The last weeks, we’ve been showing you the Shield Bearer, an Ares warrior who takes cover behind a giant shield.

ShieldBearer

This is the original enemy design. If the character is looking forward, the only way to attack him is from behind, and vice versa if he is looking back. He always moves and attacks behind the shield, so you have to sneak from behind. We can start from here.

 

Idle Animation:

shieldBearer_idle1

IDLE – Old Version

 

shieldBearer_idle2

IDLE – New Version

As you can see, the base gesture is not horrible, but it doesn’t suggest action, and the stance is kind of boring because he is just standing there. The new version is much more dynamic. It has the same number of frames, but you can see that he is waiting for action! Also, you can see some shoulder deformation, almost like a hunchback. This was unintentional, but I thought that it added personality, so I left it.

 

Attacking Animation:

shieldBearer_ataca1

ATTACK – Old Version

shieldBearer_ataca2

ATTACK – New Version

The new Attacking Animation preserves the same stance from the new idle animation. This version adds an extra frame, and that gives a little more momentum prior to the attack. Also, I reworked the cape, because the previous one was awful.

 

Running Animation:

shieldBearer_corre1

RUNNING – Old

shieldBearer_corre2

RUNNING – New

This animation also derives from the idle stance.  Like in the other cases, there wasn’t much I could use from the former animation, and I had to redraw a lot.

 

Turn Animation:

shieldBearer_daVuelta1

TURN – Old

shieldBearer_daVuelta2

TURN – New

The turn animation had the same problem as the idle one. It lacked action. Using the idle animation as a base, we could do something much more dynamic. Also, we added a subtle movement in the foots, that helped.

 

Back Animations:

__comparativaAtrasVieja

RUN / ATTACK – Old

__comparativaAtrasNueva

RUN / ATTACK – New

Back animations are a pain. A real pain. They are awful to do. They don’t look good, and that was a perfect excuse to stop doing them for the mob units.

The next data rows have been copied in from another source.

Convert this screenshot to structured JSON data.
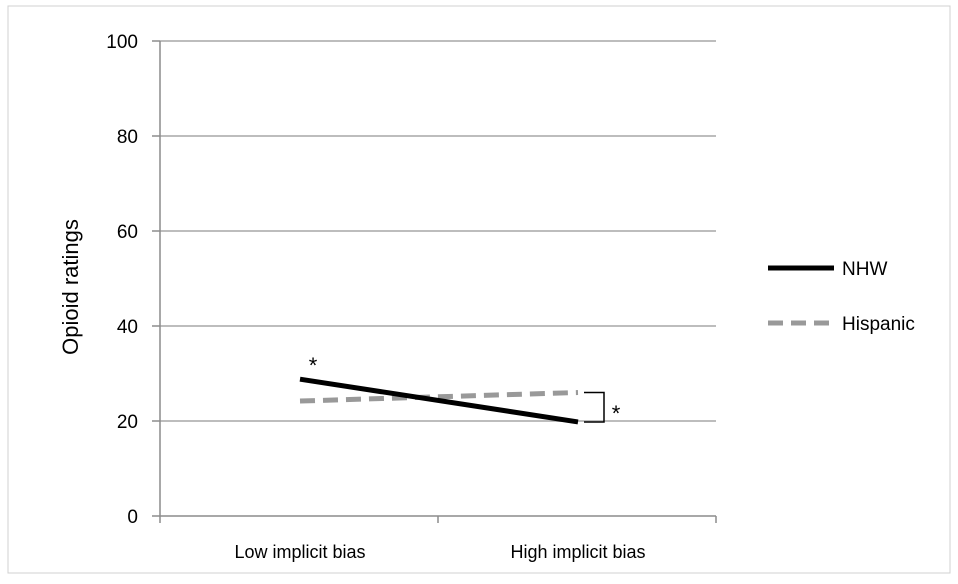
{
  "chart_data": {
    "type": "line",
    "title": "",
    "xlabel": "",
    "ylabel": "Opioid ratings",
    "categories": [
      "Low implicit bias",
      "High implicit bias"
    ],
    "ylim": [
      0,
      100
    ],
    "yticks": [
      0,
      20,
      40,
      60,
      80,
      100
    ],
    "grid": true,
    "legend_position": "right",
    "series": [
      {
        "name": "NHW",
        "values": [
          28.8,
          19.8
        ],
        "color": "#000000",
        "style": "solid"
      },
      {
        "name": "Hispanic",
        "values": [
          24.2,
          26.0
        ],
        "color": "#999999",
        "style": "dashed"
      }
    ],
    "annotations": [
      {
        "text": "*",
        "note": "significance marker above NHW at Low implicit bias"
      },
      {
        "text": "*",
        "note": "significance bracket between series at High implicit bias"
      }
    ]
  }
}
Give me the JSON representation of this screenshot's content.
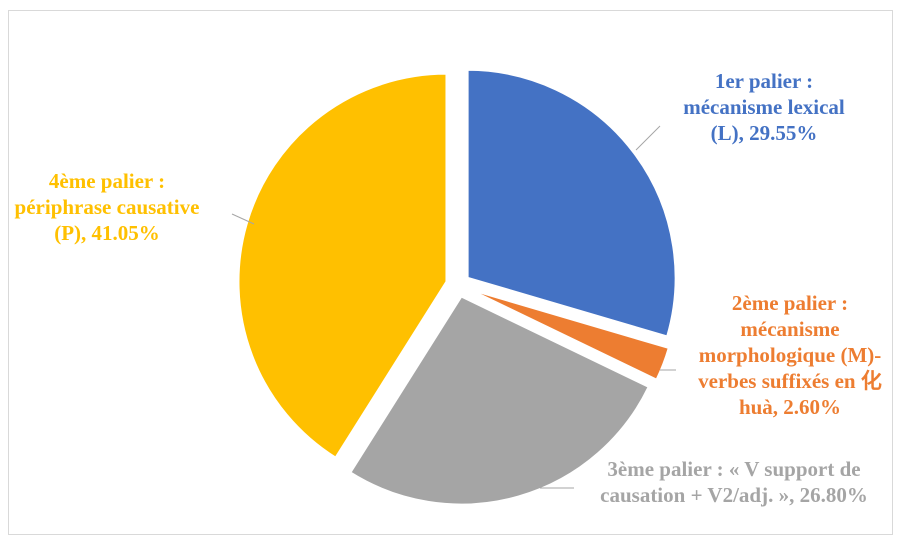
{
  "chart_data": {
    "type": "pie",
    "title": "",
    "slices": [
      {
        "label_lines": [
          "1er palier :",
          "mécanisme lexical",
          "(L), 29.55%"
        ],
        "value": 29.55,
        "color": "#4472C4"
      },
      {
        "label_lines": [
          "2ème palier :",
          "mécanisme",
          "morphologique (M)-",
          "verbes suffixés en 化",
          "huà, 2.60%"
        ],
        "value": 2.6,
        "color": "#ED7D31"
      },
      {
        "label_lines": [
          "3ème palier : « V support de",
          "causation + V2/adj. », 26.80%"
        ],
        "value": 26.8,
        "color": "#A5A5A5"
      },
      {
        "label_lines": [
          "4ème palier :",
          "périphrase causative",
          "(P), 41.05%"
        ],
        "value": 41.05,
        "color": "#FFC000"
      }
    ],
    "exploded": true,
    "legend": "none"
  }
}
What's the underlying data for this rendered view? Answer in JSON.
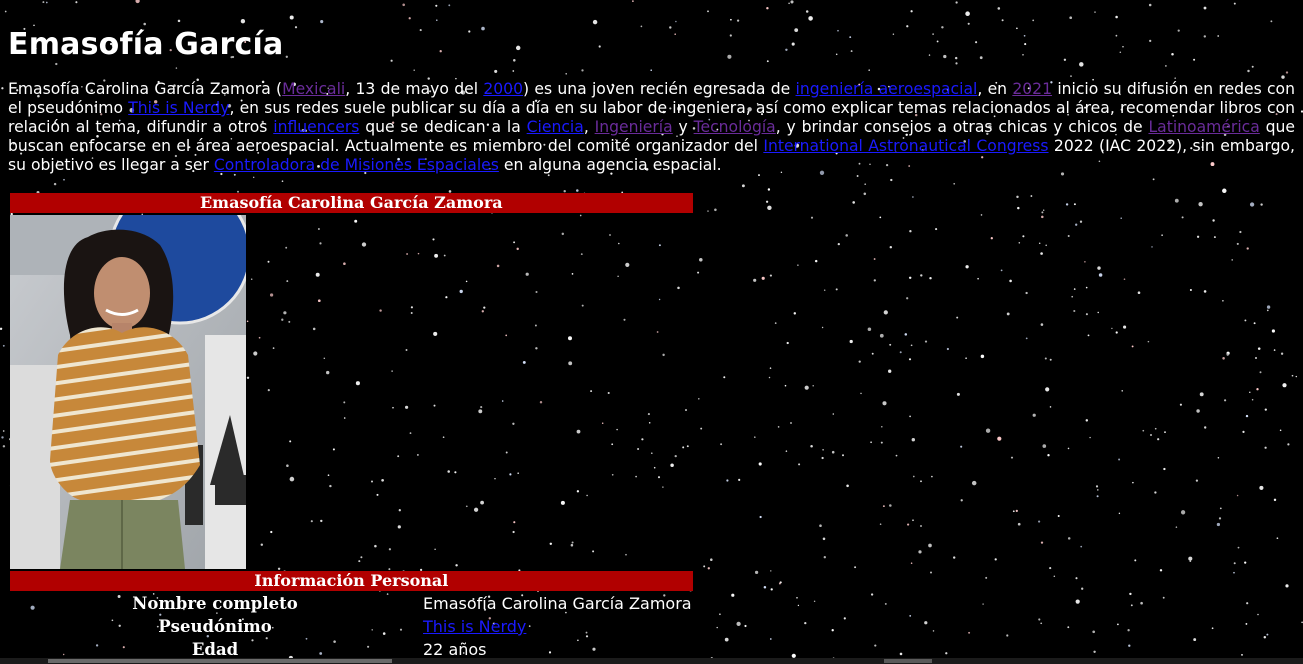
{
  "title": "Emasofía García",
  "intro": [
    {
      "t": "Emasofía Carolina García Zamora ("
    },
    {
      "t": "Mexicali",
      "link": "visited"
    },
    {
      "t": ", 13 de mayo del "
    },
    {
      "t": "2000",
      "link": "unvisited"
    },
    {
      "t": ") es una joven recién egresada de "
    },
    {
      "t": "ingeniería aeroespacial",
      "link": "unvisited"
    },
    {
      "t": ", en "
    },
    {
      "t": "2021",
      "link": "visited"
    },
    {
      "t": " inicio su difusión en redes con el pseudónimo "
    },
    {
      "t": "This is Nerdy",
      "link": "unvisited"
    },
    {
      "t": ", en sus redes suele publicar su día a día en su labor de ingeniera, así como explicar temas relacionados al área, recomendar libros con relación al tema, difundir a otros "
    },
    {
      "t": "influencers",
      "link": "unvisited"
    },
    {
      "t": " que se dedican a la "
    },
    {
      "t": "Ciencia",
      "link": "unvisited"
    },
    {
      "t": ", "
    },
    {
      "t": "Ingeniería",
      "link": "visited"
    },
    {
      "t": " y "
    },
    {
      "t": "Tecnología",
      "link": "visited"
    },
    {
      "t": ", y brindar consejos a otras chicas y chicos de "
    },
    {
      "t": "Latinoamérica",
      "link": "visited"
    },
    {
      "t": " que buscan enfocarse en el área aeroespacial. Actualmente es miembro del comité organizador del "
    },
    {
      "t": "International Astronautical Congress",
      "link": "unvisited"
    },
    {
      "t": " 2022 (IAC 2022), sin embargo, su objetivo es llegar a ser "
    },
    {
      "t": "Controladora de Misiones Espaciales",
      "link": "unvisited"
    },
    {
      "t": " en alguna agencia espacial."
    }
  ],
  "infobox": {
    "header": "Emasofía Carolina García Zamora",
    "section": "Información Personal",
    "rows": [
      {
        "label": "Nombre completo",
        "value": "Emasofía Carolina García Zamora"
      },
      {
        "label": "Pseudónimo",
        "value": "This is Nerdy",
        "link": "unvisited"
      },
      {
        "label": "Edad",
        "value": "22 años"
      }
    ]
  },
  "colors": {
    "background": "#000000",
    "header_red": "#b10000",
    "link_unvisited": "#1a1aff",
    "link_visited": "#6a2c9a"
  }
}
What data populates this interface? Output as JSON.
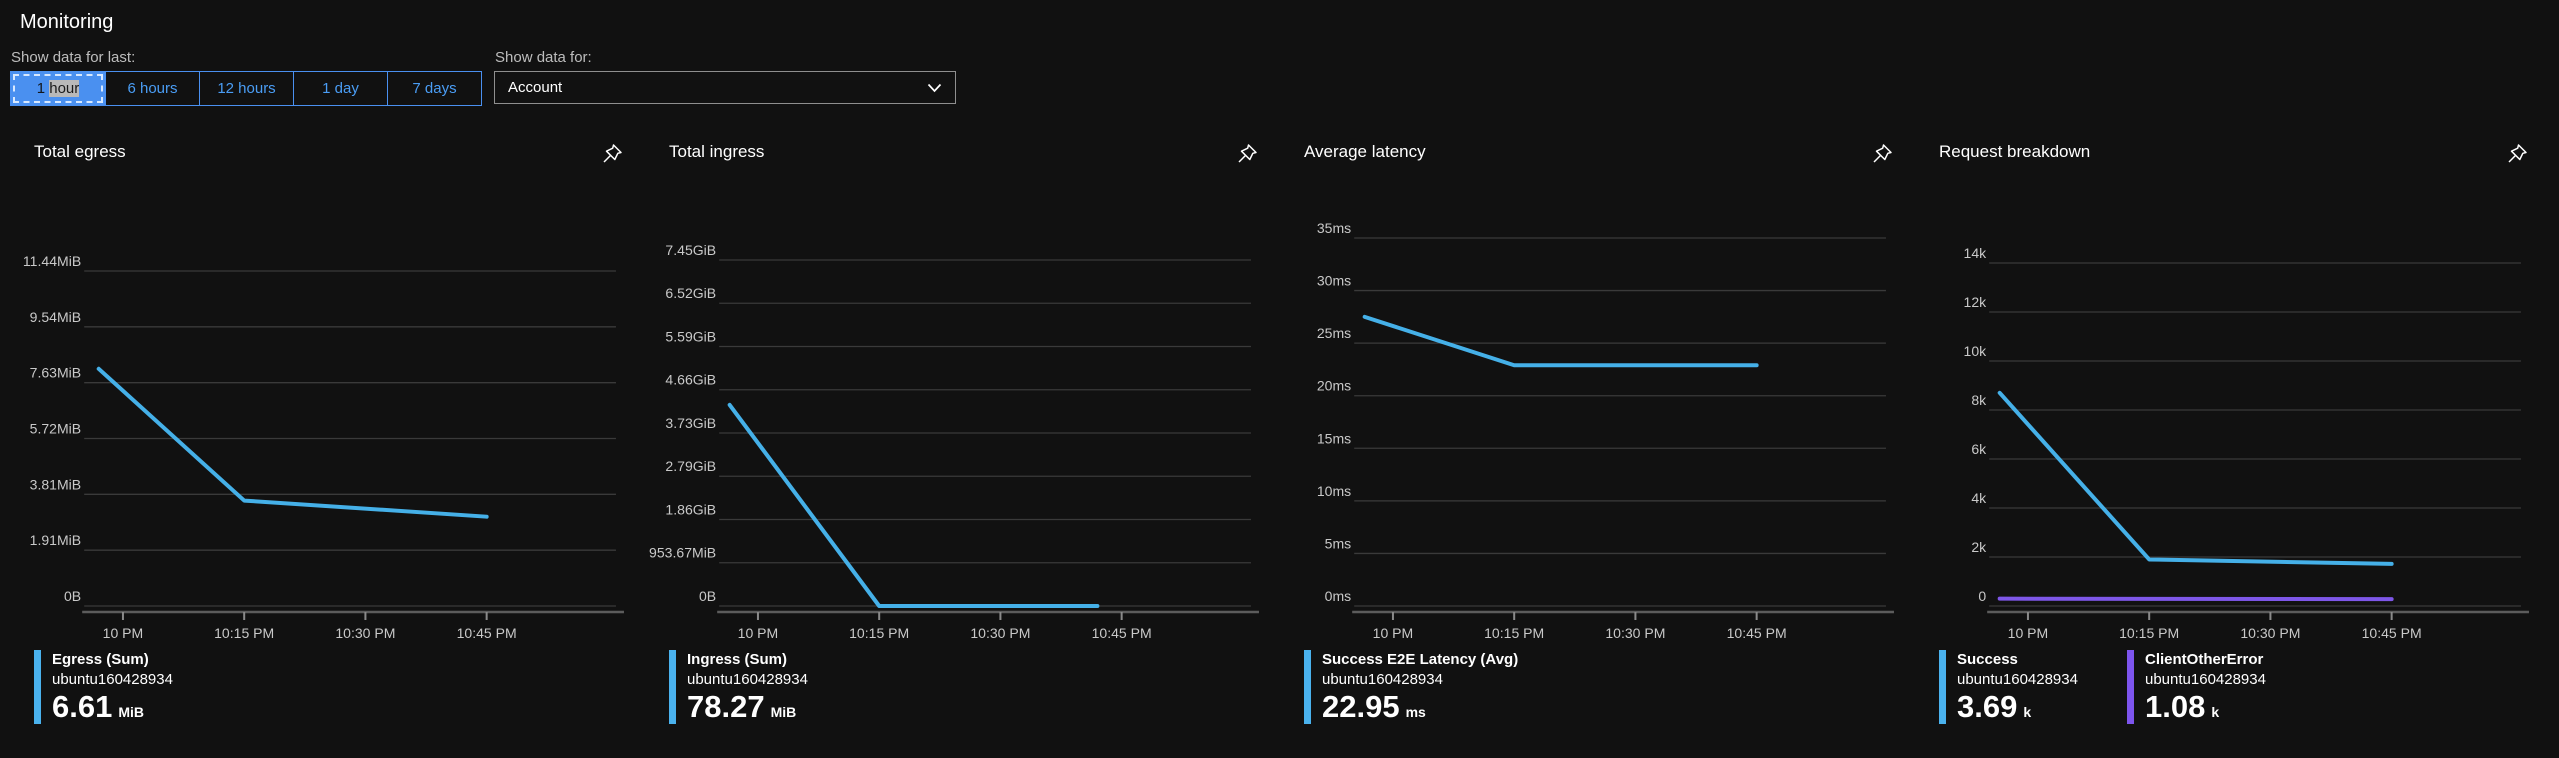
{
  "header": {
    "title": "Monitoring"
  },
  "controls": {
    "time_label": "Show data for last:",
    "time_buttons": [
      {
        "label": "1 hour",
        "selected": true,
        "highlight": "hour"
      },
      {
        "label": "6 hours",
        "selected": false
      },
      {
        "label": "12 hours",
        "selected": false
      },
      {
        "label": "1 day",
        "selected": false
      },
      {
        "label": "7 days",
        "selected": false
      }
    ],
    "scope_label": "Show data for:",
    "scope_value": "Account"
  },
  "colors": {
    "accent": "#4a90f0",
    "background": "#111111",
    "gridline": "#3a3a3a",
    "axis_line": "#5c5c5c",
    "tick_mark": "#8a8a8a",
    "tick_text": "#c9c9c9",
    "line_blue": "#45b0e8",
    "line_purple": "#7e57e8"
  },
  "chart_data": [
    {
      "type": "line",
      "title": "Total egress",
      "y_ticks": [
        "11.44MiB",
        "9.54MiB",
        "7.63MiB",
        "5.72MiB",
        "3.81MiB",
        "1.91MiB",
        "0B"
      ],
      "ylim": [
        0,
        11.44
      ],
      "y_unit": "MiB",
      "grid_top": 103,
      "legend_position": "bottom",
      "x_axis": {
        "min": -4.3,
        "max": 61,
        "ticks": [
          {
            "t": 0,
            "label": "10 PM"
          },
          {
            "t": 15,
            "label": "10:15 PM"
          },
          {
            "t": 30,
            "label": "10:30 PM"
          },
          {
            "t": 45,
            "label": "10:45 PM"
          }
        ]
      },
      "series": [
        {
          "name": "Egress (Sum)",
          "resource": "ubuntu160428934",
          "color": "#45b0e8",
          "bar_color": "#4ab2ee",
          "metric_value": "6.61",
          "metric_unit": "MiB",
          "points": [
            {
              "t": -3,
              "v": 8.1
            },
            {
              "t": 15,
              "v": 3.6
            },
            {
              "t": 45,
              "v": 3.05
            }
          ]
        }
      ]
    },
    {
      "type": "line",
      "title": "Total ingress",
      "y_ticks": [
        "7.45GiB",
        "6.52GiB",
        "5.59GiB",
        "4.66GiB",
        "3.73GiB",
        "2.79GiB",
        "1.86GiB",
        "953.67MiB",
        "0B"
      ],
      "ylim": [
        0,
        7.45
      ],
      "y_unit": "GiB",
      "grid_top": 92,
      "legend_position": "bottom",
      "x_axis": {
        "min": -4.3,
        "max": 61,
        "ticks": [
          {
            "t": 0,
            "label": "10 PM"
          },
          {
            "t": 15,
            "label": "10:15 PM"
          },
          {
            "t": 30,
            "label": "10:30 PM"
          },
          {
            "t": 45,
            "label": "10:45 PM"
          }
        ]
      },
      "series": [
        {
          "name": "Ingress (Sum)",
          "resource": "ubuntu160428934",
          "color": "#45b0e8",
          "bar_color": "#4ab2ee",
          "metric_value": "78.27",
          "metric_unit": "MiB",
          "points": [
            {
              "t": -3.5,
              "v": 4.33
            },
            {
              "t": 15,
              "v": 0
            },
            {
              "t": 42,
              "v": 0
            }
          ]
        }
      ]
    },
    {
      "type": "line",
      "title": "Average latency",
      "y_ticks": [
        "35ms",
        "30ms",
        "25ms",
        "20ms",
        "15ms",
        "10ms",
        "5ms",
        "0ms"
      ],
      "ylim": [
        0,
        35
      ],
      "y_unit": "ms",
      "grid_top": 70,
      "legend_position": "bottom",
      "x_axis": {
        "min": -4.3,
        "max": 61,
        "ticks": [
          {
            "t": 0,
            "label": "10 PM"
          },
          {
            "t": 15,
            "label": "10:15 PM"
          },
          {
            "t": 30,
            "label": "10:30 PM"
          },
          {
            "t": 45,
            "label": "10:45 PM"
          }
        ]
      },
      "series": [
        {
          "name": "Success E2E Latency (Avg)",
          "resource": "ubuntu160428934",
          "color": "#45b0e8",
          "bar_color": "#4ab2ee",
          "metric_value": "22.95",
          "metric_unit": "ms",
          "points": [
            {
              "t": -3.5,
              "v": 27.5
            },
            {
              "t": 15,
              "v": 22.9
            },
            {
              "t": 45,
              "v": 22.9
            }
          ]
        }
      ]
    },
    {
      "type": "line",
      "title": "Request breakdown",
      "y_ticks": [
        "14k",
        "12k",
        "10k",
        "8k",
        "6k",
        "4k",
        "2k",
        "0"
      ],
      "ylim": [
        0,
        14
      ],
      "y_unit": "k",
      "grid_top": 95,
      "legend_position": "bottom",
      "x_axis": {
        "min": -4.3,
        "max": 61,
        "ticks": [
          {
            "t": 0,
            "label": "10 PM"
          },
          {
            "t": 15,
            "label": "10:15 PM"
          },
          {
            "t": 30,
            "label": "10:30 PM"
          },
          {
            "t": 45,
            "label": "10:45 PM"
          }
        ]
      },
      "series": [
        {
          "name": "Success",
          "resource": "ubuntu160428934",
          "color": "#45b0e8",
          "bar_color": "#4ab2ee",
          "metric_value": "3.69",
          "metric_unit": "k",
          "points": [
            {
              "t": -3.5,
              "v": 8.7
            },
            {
              "t": 15,
              "v": 1.9
            },
            {
              "t": 45,
              "v": 1.72
            }
          ]
        },
        {
          "name": "ClientOtherError",
          "resource": "ubuntu160428934",
          "color": "#7e57e8",
          "bar_color": "#7d55ee",
          "metric_value": "1.08",
          "metric_unit": "k",
          "points": [
            {
              "t": -3.5,
              "v": 0.3
            },
            {
              "t": 45,
              "v": 0.28
            }
          ]
        }
      ]
    }
  ]
}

In some enemies, we still have to do it. This was the case of the Shield Bearer. The back animations are as important as the front ones, so we had to add some love to them. Also, with the new animations, it’s much easier to read where he is facing at.

 

Animating these enemies is a completely different task than animating the mob units. I’ve learned a thing or two animating these giants: It really helps drawing some guidelines on top of your character, and not to think so much about reusing every part. You might need to redraw an arm, or the torso for a particular pose, but that will give some life to your animations.

DraftAnimation

 

The little blue cross you see below the character is a small mark I do to know the absolute position the frame must have in the .psd file, since each frame will be automatically exported into .png.

The blue / red thing is to have a better reading of what’s happening. You might need that when you are trying to understand a couple of strokes in a 50px canvas.

 

So that’s pretty much it for this week. It’s a bummer to have to redo some things but, in the end, it’s usually worth it.